Nanolayered attributes of calcium-silicate-hydrate gels
S Masoumi and D Ebrahimi and H Valipour and MJA Qomi, JOURNAL OF THE AMERICAN CERAMIC SOCIETY, 103, 541-557 (2020).
DOI: 10.1111/jace.16750
Calcium-silicate-hydrates (C-S-H) gel, the main binding phase in cementitious materials, has a complex multiscale texture. Despite decades of intensive research, the relation between C-S-H's chemical composition and mesoscale texture remains experimentally limited to probe and theoretically elusive to comprehend. While the nanogranular texture explains a wide range of experimental observations, understanding the fundamental processes that control particles' size and shape are still obscure.

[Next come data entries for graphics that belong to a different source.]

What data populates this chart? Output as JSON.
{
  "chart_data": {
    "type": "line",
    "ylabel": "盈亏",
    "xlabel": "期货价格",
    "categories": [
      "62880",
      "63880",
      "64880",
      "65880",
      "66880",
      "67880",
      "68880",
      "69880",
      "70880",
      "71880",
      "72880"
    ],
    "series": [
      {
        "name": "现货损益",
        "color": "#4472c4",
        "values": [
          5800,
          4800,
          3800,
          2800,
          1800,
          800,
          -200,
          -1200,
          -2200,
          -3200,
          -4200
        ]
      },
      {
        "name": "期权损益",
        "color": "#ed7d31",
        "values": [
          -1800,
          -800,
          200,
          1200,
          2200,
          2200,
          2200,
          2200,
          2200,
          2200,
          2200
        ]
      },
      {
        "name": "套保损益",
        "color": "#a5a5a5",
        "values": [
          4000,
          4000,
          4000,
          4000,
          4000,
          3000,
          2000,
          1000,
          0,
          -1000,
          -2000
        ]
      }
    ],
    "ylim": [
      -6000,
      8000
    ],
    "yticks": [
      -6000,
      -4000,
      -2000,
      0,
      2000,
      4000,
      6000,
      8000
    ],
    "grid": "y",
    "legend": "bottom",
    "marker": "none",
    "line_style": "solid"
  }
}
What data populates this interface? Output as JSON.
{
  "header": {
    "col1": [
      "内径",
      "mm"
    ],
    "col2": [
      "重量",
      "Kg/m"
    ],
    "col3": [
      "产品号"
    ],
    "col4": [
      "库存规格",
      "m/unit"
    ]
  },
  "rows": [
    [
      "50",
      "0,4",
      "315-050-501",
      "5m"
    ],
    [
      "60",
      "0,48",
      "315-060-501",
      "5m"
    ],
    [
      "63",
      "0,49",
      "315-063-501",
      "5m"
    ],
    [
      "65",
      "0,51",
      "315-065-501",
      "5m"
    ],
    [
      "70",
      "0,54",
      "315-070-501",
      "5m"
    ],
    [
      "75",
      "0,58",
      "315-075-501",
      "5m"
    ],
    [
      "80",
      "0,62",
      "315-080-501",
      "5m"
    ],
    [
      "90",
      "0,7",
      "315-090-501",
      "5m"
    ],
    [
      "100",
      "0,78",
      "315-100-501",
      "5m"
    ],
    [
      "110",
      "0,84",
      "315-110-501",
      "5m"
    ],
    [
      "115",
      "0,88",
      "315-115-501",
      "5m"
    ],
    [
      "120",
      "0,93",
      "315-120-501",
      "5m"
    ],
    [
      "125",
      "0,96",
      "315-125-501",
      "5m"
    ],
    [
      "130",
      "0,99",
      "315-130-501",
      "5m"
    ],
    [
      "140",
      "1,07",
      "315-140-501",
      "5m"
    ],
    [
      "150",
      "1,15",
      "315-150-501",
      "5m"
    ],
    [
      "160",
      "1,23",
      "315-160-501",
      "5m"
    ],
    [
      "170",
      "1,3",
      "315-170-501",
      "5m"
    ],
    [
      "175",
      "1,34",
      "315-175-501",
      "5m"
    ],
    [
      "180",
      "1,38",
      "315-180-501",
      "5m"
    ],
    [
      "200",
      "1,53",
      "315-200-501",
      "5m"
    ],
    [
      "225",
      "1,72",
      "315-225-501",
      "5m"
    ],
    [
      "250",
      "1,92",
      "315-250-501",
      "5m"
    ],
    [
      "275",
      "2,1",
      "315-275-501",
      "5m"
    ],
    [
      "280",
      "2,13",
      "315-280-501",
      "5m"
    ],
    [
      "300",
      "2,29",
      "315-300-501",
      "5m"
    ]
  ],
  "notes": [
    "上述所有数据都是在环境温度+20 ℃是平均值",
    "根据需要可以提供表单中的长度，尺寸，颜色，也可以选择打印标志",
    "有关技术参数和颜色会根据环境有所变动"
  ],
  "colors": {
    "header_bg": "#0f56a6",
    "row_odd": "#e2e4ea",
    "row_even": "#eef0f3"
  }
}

This paper strives to establish a link between the chemistry of C-S-H nanolayers at the molecular level and formation of C-S-H globules at the mesoscale via the potential-of-mean-force (PMF) coarse-graining approach. We propose a new thermomechanical load-cycling scheme that effectively packs polydisperse coarse-grained nanolayers and creates representative C-S-H gel structures at various packing densities. We find that the C-S-H nanolayers percolate at similar to 10% packing fraction, significantly below the percolation of ideal hard contact oblate particles and rather close to that of overlapping ellipsoids. The agglomeration of C-S-H nanolayers leads to the formation of globular clusters with the effective thickness of similar to 5 nm, in striking agreement with small angle neutron and X-ray scattering measurements as well as nanoscale imaging observations. The study of pore structure and local packing distribution in the course of densification shows a transition from a connected pore network to isolated nanoporosity. Furthermore, the calculated mechanical properties are in excellent agreement with statistical nanoindentation experiments, positioning nanolayered morphology as a finer description of C-S-H globule models. Such high-resolution description becomes indispensable when investigating phenomena that involve internal building blocks of globules such as shrinkage and creep.